The story was quite the opposite for those Latin American countries where high revenues during the preceding boom years were matched by even higher expenditure growth. At a time of collapsing commodity prices and shrinking external demand for goods and services, these policymakers could not pursue aggressive counter-cyclical policies and were forced to push the brakes on public spending. Many such countries—including commodity exporters like Argentina, Ecuador and Venezuela, and importers (including most of the Caribbean)—either experienced a deeper recession or are recovering at a slower pace.
It is fair to say that regional stimulus spending—in countries that could afford it—was quite effective in cushioning the effects of the global crisis. The Brazilian, Chilean and Peruvian economies, which deployed the largest stimulus packages, will grow at the fastest pace in 2010, above 5 percent.
How long can these countries maintain fiscal largesse? Strictly judging by the fiscal room to spend, the countries positioned to pursue aggressive counter-cyclical fiscal policies last year can keep spending and let their fiscal stance turn pro-cyclical. Brazil should be able to nearly double its primary fiscal surplus and meet this year’s 3.3-percent-of-GDP target without many expenditure cuts. Chile still has around $14 billion in its offshore copper fund after spending $8 billion last year, part of which will likely be used for reconstruction after February’s earthquake.
Peru’s central and regional governments have savings equivalent to 10 percent of GDP, which will facilitate its strategy of supporting growth by accelerating public investment.
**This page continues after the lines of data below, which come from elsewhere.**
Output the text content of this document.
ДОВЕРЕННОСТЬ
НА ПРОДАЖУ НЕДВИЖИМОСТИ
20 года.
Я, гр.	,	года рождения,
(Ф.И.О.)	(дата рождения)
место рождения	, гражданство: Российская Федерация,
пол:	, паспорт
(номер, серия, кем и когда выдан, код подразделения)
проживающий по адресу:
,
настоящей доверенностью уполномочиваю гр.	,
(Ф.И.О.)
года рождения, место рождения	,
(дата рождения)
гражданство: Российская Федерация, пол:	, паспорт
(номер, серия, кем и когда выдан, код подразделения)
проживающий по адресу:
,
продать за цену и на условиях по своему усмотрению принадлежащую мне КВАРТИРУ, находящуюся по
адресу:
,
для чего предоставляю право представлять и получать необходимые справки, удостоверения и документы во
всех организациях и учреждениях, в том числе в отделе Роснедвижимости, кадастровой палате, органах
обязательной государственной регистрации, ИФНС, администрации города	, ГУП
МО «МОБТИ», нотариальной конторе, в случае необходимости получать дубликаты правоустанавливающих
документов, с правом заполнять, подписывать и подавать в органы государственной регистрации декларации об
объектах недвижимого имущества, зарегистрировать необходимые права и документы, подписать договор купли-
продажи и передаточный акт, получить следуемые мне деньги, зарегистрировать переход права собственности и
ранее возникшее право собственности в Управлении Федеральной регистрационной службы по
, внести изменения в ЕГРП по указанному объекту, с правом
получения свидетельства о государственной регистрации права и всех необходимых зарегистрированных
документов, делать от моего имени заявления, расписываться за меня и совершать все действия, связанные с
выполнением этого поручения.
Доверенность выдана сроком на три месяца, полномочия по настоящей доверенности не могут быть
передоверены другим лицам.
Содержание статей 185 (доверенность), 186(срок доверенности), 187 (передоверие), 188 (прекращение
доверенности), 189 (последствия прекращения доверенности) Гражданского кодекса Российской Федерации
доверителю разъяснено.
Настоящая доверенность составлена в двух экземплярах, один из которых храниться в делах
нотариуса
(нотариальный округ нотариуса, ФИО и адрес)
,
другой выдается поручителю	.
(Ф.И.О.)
Overall, much short-term fiscal retrenchment is unlikely in these countries.
A more appropriate question is whether countries that can afford to maintain expansionary fiscal policies should keep doing so even after their economies emerge from recession. Pressure from markets and rating downgrades already prompted Mexico to tighten its fiscal stance, forcing it to approve tax hikes—implemented this year—in the middle of last year’s recession.
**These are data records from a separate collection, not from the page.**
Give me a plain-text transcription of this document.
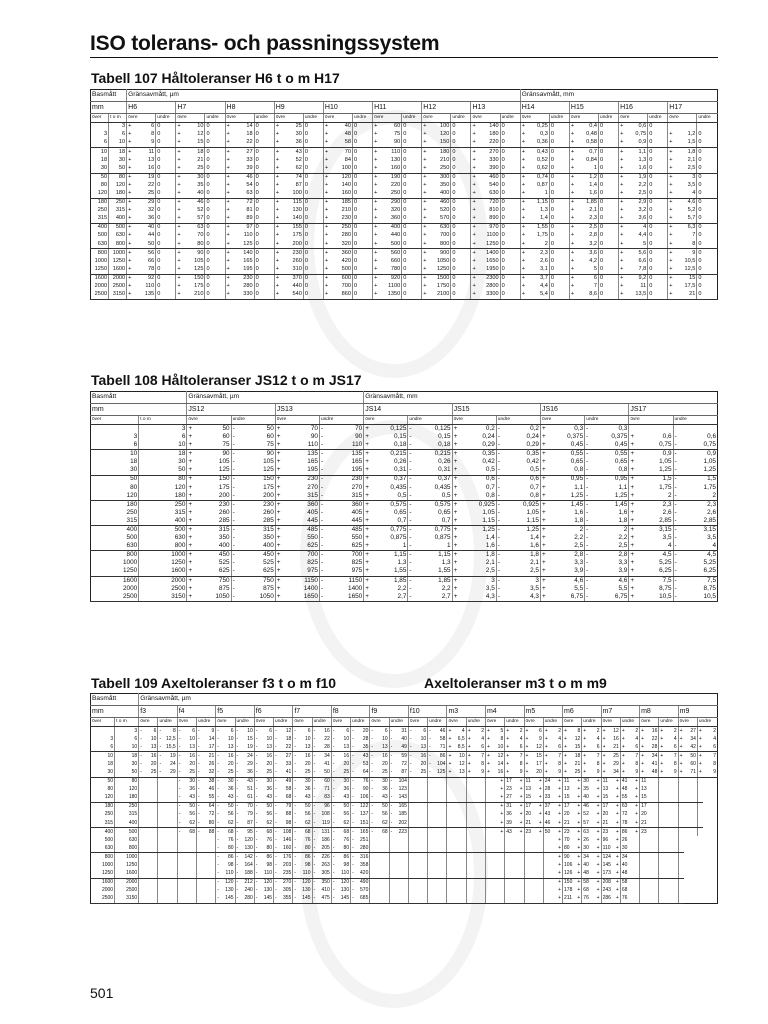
ISO tolerans- och passningssystem
Tabell 107 Håltoleranser H6 t o m H17
Basmått		Gränsavmått, µm																								Gränsavmått, mm											
mm		H6			H7			H8			H9			H10			H11			H12			H13			H14			H15			H16			H17		
över	t o m	övre		undre	övre		undre	övre		undre	övre		undre	övre		undre	övre		undre	övre		undre	övre		undre	övre		undre	övre		undre	övre		undre	övre		undre
	3	+	6	0	+	10	0	+	14	0	+	25	0	+	40	0	+	60	0	+	100	0	+	140	0	+	0,25	0	+	0,4	0	+	0,6	0			
3	6	+	8	0	+	12	0	+	18	0	+	30	0	+	48	0	+	75	0	+	120	0	+	180	0	+	0,3	0	+	0,48	0	+	0,75	0	+	1,2	0
6	10	+	9	0	+	15	0	+	22	0	+	36	0	+	58	0	+	90	0	+	150	0	+	220	0	+	0,36	0	+	0,58	0	+	0,9	0	+	1,5	0
10	18	+	11	0	+	18	0	+	27	0	+	43	0	+	70	0	+	110	0	+	180	0	+	270	0	+	0,43	0	+	0,7	0	+	1,1	0	+	1,8	0
18	30	+	13	0	+	21	0	+	33	0	+	52	0	+	84	0	+	130	0	+	210	0	+	330	0	+	0,52	0	+	0,84	0	+	1,3	0	+	2,1	0
30	50	+	16	0	+	25	0	+	39	0	+	62	0	+	100	0	+	160	0	+	250	0	+	390	0	+	0,62	0	+	1	0	+	1,6	0	+	2,5	0
50	80	+	19	0	+	30	0	+	46	0	+	74	0	+	120	0	+	190	0	+	300	0	+	460	0	+	0,74	0	+	1,2	0	+	1,9	0	+	3	0
80	120	+	22	0	+	35	0	+	54	0	+	87	0	+	140	0	+	220	0	+	350	0	+	540	0	+	0,87	0	+	1,4	0	+	2,2	0	+	3,5	0
120	180	+	25	0	+	40	0	+	63	0	+	100	0	+	160	0	+	250	0	+	400	0	+	630	0	+	1	0	+	1,6	0	+	2,5	0	+	4	0
180	250	+	29	0	+	46	0	+	72	0	+	115	0	+	185	0	+	290	0	+	460	0	+	720	0	+	1,15	0	+	1,85	0	+	2,9	0	+	4,6	0
250	315	+	32	0	+	52	0	+	81	0	+	130	0	+	210	0	+	320	0	+	520	0	+	810	0	+	1,3	0	+	2,1	0	+	3,2	0	+	5,2	0
315	400	+	36	0	+	57	0	+	89	0	+	140	0	+	230	0	+	360	0	+	570	0	+	890	0	+	1,4	0	+	2,3	0	+	3,6	0	+	5,7	0
400	500	+	40	0	+	63	0	+	97	0	+	155	0	+	250	0	+	400	0	+	630	0	+	970	0	+	1,55	0	+	2,5	0	+	4	0	+	6,3	0
500	630	+	44	0	+	70	0	+	110	0	+	175	0	+	280	0	+	440	0	+	700	0	+	1100	0	+	1,75	0	+	2,8	0	+	4,4	0	+	7	0
630	800	+	50	0	+	80	0	+	125	0	+	200	0	+	320	0	+	500	0	+	800	0	+	1250	0	+	2	0	+	3,2	0	+	5	0	+	8	0
800	1000	+	56	0	+	90	0	+	140	0	+	230	0	+	360	0	+	560	0	+	900	0	+	1400	0	+	2,3	0	+	3,6	0	+	5,6	0	+	9	0
1000	1250	+	66	0	+	105	0	+	165	0	+	260	0	+	420	0	+	660	0	+	1050	0	+	1650	0	+	2,6	0	+	4,2	0	+	6,6	0	+	10,5	0
1250	1600	+	78	0	+	125	0	+	195	0	+	310	0	+	500	0	+	780	0	+	1250	0	+	1950	0	+	3,1	0	+	5	0	+	7,8	0	+	12,5	0
1600	2000	+	92	0	+	150	0	+	230	0	+	370	0	+	600	0	+	920	0	+	1500	0	+	2300	0	+	3,7	0	+	6	0	+	9,2	0	+	15	0
2000	2500	+	110	0	+	175	0	+	280	0	+	440	0	+	700	0	+	1100	0	+	1750	0	+	2800	0	+	4,4	0	+	7	0	+	11	0	+	17,5	0
2500	3150	+	135	0	+	210	0	+	330	0	+	540	0	+	860	0	+	1350	0	+	2100	0	+	3300	0	+	5,4	0	+	8,6	0	+	13,5	0	+	21	0
Tabell 108 Håltoleranser JS12 t o m JS17
Basmått		Gränsavmått, µm								Gränsavmått, mm															
mm		JS12				JS13				JS14				JS15				JS16				JS17			
över	t o m	övre		undre		övre		undre		övre		undre		övre		undre		övre		undre		övre		undre	
	3	+	50	-	50	+	70	-	70	+	0,125	-	0,125	+	0,2	-	0,2	+	0,3	-	0,3				
3	6	+	60	-	60	+	90	-	90	+	0,15	-	0,15	+	0,24	-	0,24	+	0,375	-	0,375	+	0,6	-	0,6
6	10	+	75	-	75	+	110	-	110	+	0,18	-	0,18	+	0,29	-	0,29	+	0,45	-	0,45	+	0,75	-	0,75
10	18	+	90	-	90	+	135	-	135	+	0,215	-	0,215	+	0,35	-	0,35	+	0,55	-	0,55	+	0,9	-	0,9
18	30	+	105	-	105	+	165	-	165	+	0,26	-	0,26	+	0,42	-	0,42	+	0,65	-	0,65	+	1,05	-	1,05
30	50	+	125	-	125	+	195	-	195	+	0,31	-	0,31	+	0,5	-	0,5	+	0,8	-	0,8	+	1,25	-	1,25
50	80	+	150	-	150	+	230	-	230	+	0,37	-	0,37	+	0,6	-	0,6	+	0,95	-	0,95	+	1,5	-	1,5
80	120	+	175	-	175	+	270	-	270	+	0,435	-	0,435	+	0,7	-	0,7	+	1,1	-	1,1	+	1,75	-	1,75
120	180	+	200	-	200	+	315	-	315	+	0,5	-	0,5	+	0,8	-	0,8	+	1,25	-	1,25	+	2	-	2
180	250	+	230	-	230	+	360	-	360	+	0,575	-	0,575	+	0,925	-	0,925	+	1,45	-	1,45	+	2,3	-	2,3
250	315	+	260	-	260	+	405	-	405	+	0,65	-	0,65	+	1,05	-	1,05	+	1,6	-	1,6	+	2,6	-	2,6
315	400	+	285	-	285	+	445	-	445	+	0,7	-	0,7	+	1,15	-	1,15	+	1,8	-	1,8	+	2,85	-	2,85
400	500	+	315	-	315	+	485	-	485	+	0,775	-	0,775	+	1,25	-	1,25	+	2	-	2	+	3,15	-	3,15
500	630	+	350	-	350	+	550	-	550	+	0,875	-	0,875	+	1,4	-	1,4	+	2,2	-	2,2	+	3,5	-	3,5
630	800	+	400	-	400	+	625	-	625	+	1	-	1	+	1,6	-	1,6	+	2,5	-	2,5	+	4	-	4
800	1000	+	450	-	450	+	700	-	700	+	1,15	-	1,15	+	1,8	-	1,8	+	2,8	-	2,8	+	4,5	-	4,5
1000	1250	+	525	-	525	+	825	-	825	+	1,3	-	1,3	+	2,1	-	2,1	+	3,3	-	3,3	+	5,25	-	5,25
1250	1600	+	625	-	625	+	975	-	975	+	1,55	-	1,55	+	2,5	-	2,5	+	3,9	-	3,9	+	6,25	-	6,25
1600	2000	+	750	-	750	+	1150	-	1150	+	1,85	-	1,85	+	3	-	3	+	4,6	-	4,6	+	7,5	-	7,5
2000	2500	+	875	-	875	+	1400	-	1400	+	2,2	-	2,2	+	3,5	-	3,5	+	5,5	-	5,5	+	8,75	-	8,75
2500	3150	+	1050	-	1050	+	1650	-	1650	+	2,7	-	2,7	+	4,3	-	4,3	+	6,75	-	6,75	+	10,5	-	10,5
Tabell 109 Axeltoleranser f3 t o m f10	Axeltoleranser m3 t o m m9
Basmått		Gränsavmått, µm																																																											
mm		f3				f4				f5				f6				f7				f8				f9				f10				m3				m4				m5				m6				m7				m8				m9			
över	t o m	övre		undre		övre		undre		övre		undre		övre		undre		övre		undre		övre		undre		övre		undre		övre		undre		övre		undre		övre		undre		övre		undre		övre		undre		övre		undre		övre		undre		övre		undre	
	3	-	6	-	8	-	6	-	9	-	6	-	10	-	6	-	12	-	6	-	16	-	6	-	20	-	6	-	31	-	6	-	46	+	4	+	2	+	5	+	2	+	6	+	2	+	8	+	2	+	12	+	2	+	16	+	2	+	27	+	2
3	6	-	10	-	12,5	-	10	-	14	-	10	-	15	-	10	-	18	-	10	-	22	-	10	-	28	-	10	-	40	-	10	-	58	+	6,5	+	4	+	8	+	4	+	9	+	4	+	12	+	4	+	16	+	4	+	22	+	4	+	34	+	4
6	10	-	13	-	15,5	-	13	-	17	-	13	-	19	-	13	-	22	-	13	-	28	-	13	-	35	-	13	-	49	-	13	-	71	+	8,5	+	6	+	10	+	6	+	12	+	6	+	15	+	6	+	21	+	6	+	28	+	6	+	42	+	6
10	18	-	16	-	19	-	16	-	21	-	16	-	24	-	16	-	27	-	16	-	34	-	16	-	43	-	16	-	59	-	16	-	86	+	10	+	7	+	12	+	7	+	15	+	7	+	18	+	7	+	25	+	7	+	34	+	7	+	50	+	7
18	30	-	20	-	24	-	20	-	26	-	20	-	29	-	20	-	33	-	20	-	41	-	20	-	53	-	20	-	72	-	20	-	104	+	12	+	8	+	14	+	8	+	17	+	8	+	21	+	8	+	29	+	8	+	41	+	8	+	60	+	8
30	50	-	25	-	29	-	25	-	32	-	25	-	36	-	25	-	41	-	25	-	50	-	25	-	64	-	25	-	87	-	25	-	125	+	13	+	9	+	16	+	9	+	20	+	9	+	25	+	9	+	34	+	9	+	48	+	9	+	71	+	9
50	80					-	30	-	38	-	30	-	43	-	30	-	49	-	30	-	60	-	30	-	76	-	30	-	104										+	17	+	11	+	24	+	11	+	30	+	11	+	41	+	11							
80	120					-	36	-	46	-	36	-	51	-	36	-	58	-	36	-	71	-	36	-	90	-	36	-	123										+	23	+	13	+	28	+	13	+	35	+	13	+	48	+	13							
120	180					-	43	-	55	-	43	-	61	-	43	-	68	-	43	-	83	-	43	-	106	-	43	-	143										+	27	+	15	+	33	+	15	+	40	+	15	+	55	+	15							
180	250					-	50	-	64	-	50	-	70	-	50	-	79	-	50	-	96	-	50	-	122	-	50	-	165										+	31	+	17	+	37	+	17	+	46	+	17	+	63	+	17							
250	315					-	56	-	72	-	56	-	79	-	56	-	88	-	56	-	108	-	56	-	137	-	56	-	185										+	36	+	20	+	43	+	20	+	52	+	20	+	72	+	20							
315	400					-	62	-	80	-	62	-	87	-	62	-	98	-	62	-	119	-	62	-	151	-	62	-	202										+	39	+	21	+	46	+	21	+	57	+	21	+	78	+	21							
400	500					-	68	-	88	-	68	-	95	-	68	-	108	-	68	-	131	-	68	-	165	-	68	-	223										+	43	+	23	+	50	+	23	+	63	+	23	+	86	+	23							
500	630									-	76	-	120	-	76	-	146	-	76	-	186	-	76	-	251																				+	70	+	26	+	96	+	26									
630	800									-	80	-	130	-	80	-	160	-	80	-	205	-	80	-	280																				+	80	+	30	+	110	+	30									
800	1000									-	86	-	142	-	86	-	176	-	86	-	226	-	86	-	316																				+	90	+	34	+	124	+	34									
1000	1250									-	98	-	164	-	98	-	203	-	98	-	263	-	98	-	358																				+	106	+	40	+	145	+	40									
1250	1600									-	110	-	188	-	110	-	235	-	110	-	305	-	110	-	420																				+	126	+	48	+	173	+	48									
1600	2000									-	120	-	212	-	120	-	270	-	120	-	350	-	120	-	490																				+	150	+	58	+	208	+	58									
2000	2500									-	130	-	240	-	130	-	305	-	130	-	410	-	130	-	570																				+	178	+	68	+	243	+	68									
2500	3150									-	145	-	280	-	145	-	355	-	145	-	475	-	145	-	685																				+	211	+	76	+	286	+	76									
501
But markets may not put similar pressure on Brazil, Chile and Peru due to ample global liquidity and the fact that their fiscal accounts still look much better than those of many developed countries. Instead, the pressure to start removing fiscal stimuli may come from inflation, which is already starting to accelerate in Latin America—up 5.1 percent from December 2008 to December 2009 and up 6.3 percent year-on-year in March 2010. While increases in taxes and/or administered prices have been a key driver of higher headline inflation in most countries this year, inflation risks are rising due to the broadening recovery in domestic demand, the normalization in still-low food prices and the rebound in commodity prices.
Pressure to reduce public spending may also come from currency appreciation. This is already happening across Latin America due to higher commodity prices and is being exacerbated by governments forced to cover fiscal gaps with external financing. Currency appreciation also limits the policy options of central banks, which are forced to implement interest-rate hikes that seek to fight inflation and intervene in currency markets in order to prevent further appreciation.
Policymakers may eventually realize that if fiscal policy is not tightened, central banks would be forced to aggressively hike interest rates and do the dirty job of fighting inflation alone, which could trigger more currency appreciation and hurt export competitiveness and growth. In the end, something’s got to give.